Second, in value-sensitive design terms, you can think about autonomy as a value to be balanced against others—in the case where you take the position that all values can be considered equally important, at least in principle. Or you can consider autonomy more like a precondition for people to live with technology in concordance with their values, making autonomy take precedence over other values. The sociopolitical and relational accounts above point in this direction.

Third, suppose you buy into the radical democratic idea of technology and autonomy. In that case, it follows that it makes little sense to admonish individual designers about respecting others’ autonomy. They may be asked to privilege technologies in their designs that afford individual and group autonomy. But designers also need organization and emancipation more often than not. So it’s about building power.

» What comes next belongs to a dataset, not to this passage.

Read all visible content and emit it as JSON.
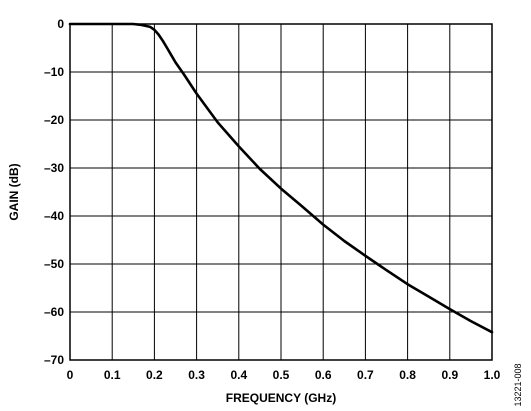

The power of workers inside the organizations that develop technologies and the power of communities that “consume” those same technologies. 

With AI, the fact is that, in reality, in the cases I look at, the communities that AI is brought to bear on have little say in the matter. The buyers and deployers of AI could and should be made more accountable to the people subjected to AI.

Towards a realist AI design practice?

This is a version of the opening statement I contributed to the panel “Evolving Perspectives on AI and Design” at the Design & AI symposium that was part of Dutch Design Week 2024. I had the pleasure of joining Iohanna Nicenboim and Jesse Benjamin on stage to explore what could be called the post-GenAI possibility space for design. Thanks also to Mathias Funk for moderating.

The slide I displayed:

My statement:

  1. There’s a lot of magical thinking in the AI field today. It assumes intelligence is latent in the structure of the internet. Metaphors like AGI and superintelligence are magical in nature. AI practice is also very secretive. It relies on demonstrations. This leads to a lack of rigor and political accountability (cf. Gilbert & Lambert in VentureBeat, 2023).
  2. Design in its idealist mode is easily fooled by such magic. For example, in a recent report, the Dutch Court of Audit states that 35% of government AI systems are not known to meet expectations (cf. Raji et al., 2022).
  3. What is needed is design in a realist mode. Realism focuses on who does what to whom in whose interest (cf. Geuss, 2008, 23 in von Busch & Palmås, 2023). Applied to AI the question becomes who gets to do AI to whom? This isn’t to say we should consider AI technologies completely inert. It mediates our being in the world (Verbeek, 2021). But we should also not consider it an independent force that’s just dragging us along.
  4. The challenge is to steer a path between, on the one hand, wholesale cynical rejection and naive, optimistic, unconditional embrace, on the other hand.
  5. In my own work, what that looks like is to use design to make things that allow me to go into situations where people are building and using AI systems. And to use those things as instruments to ask questions related to human autonomy, social control, and collective freedom in the face of AI.
  6. The example shown is an animated short depicting a design fiction scenario involving intelligent camera cars used for policy execution in urban public space. I used this video to talk to civil servants about the challenges facing governments who want to ensure citizens remain in control of the AI systems they deploy (cf. Alfrink et al., 2023).
  7. Why is this realist? Because the work looks at how some groups of people use particular forms of actually existing AI to do things to other people. The work also foregrounds the competing interests that are at stake. And it frames AI as neither fully autonomous nor fully passive, but as a thing that mediates peoples’ perceptions and actions.
  8. There are more examples besides this. But I will stop here. I just want to reiterate that I think we need a realist approach to the design of AI.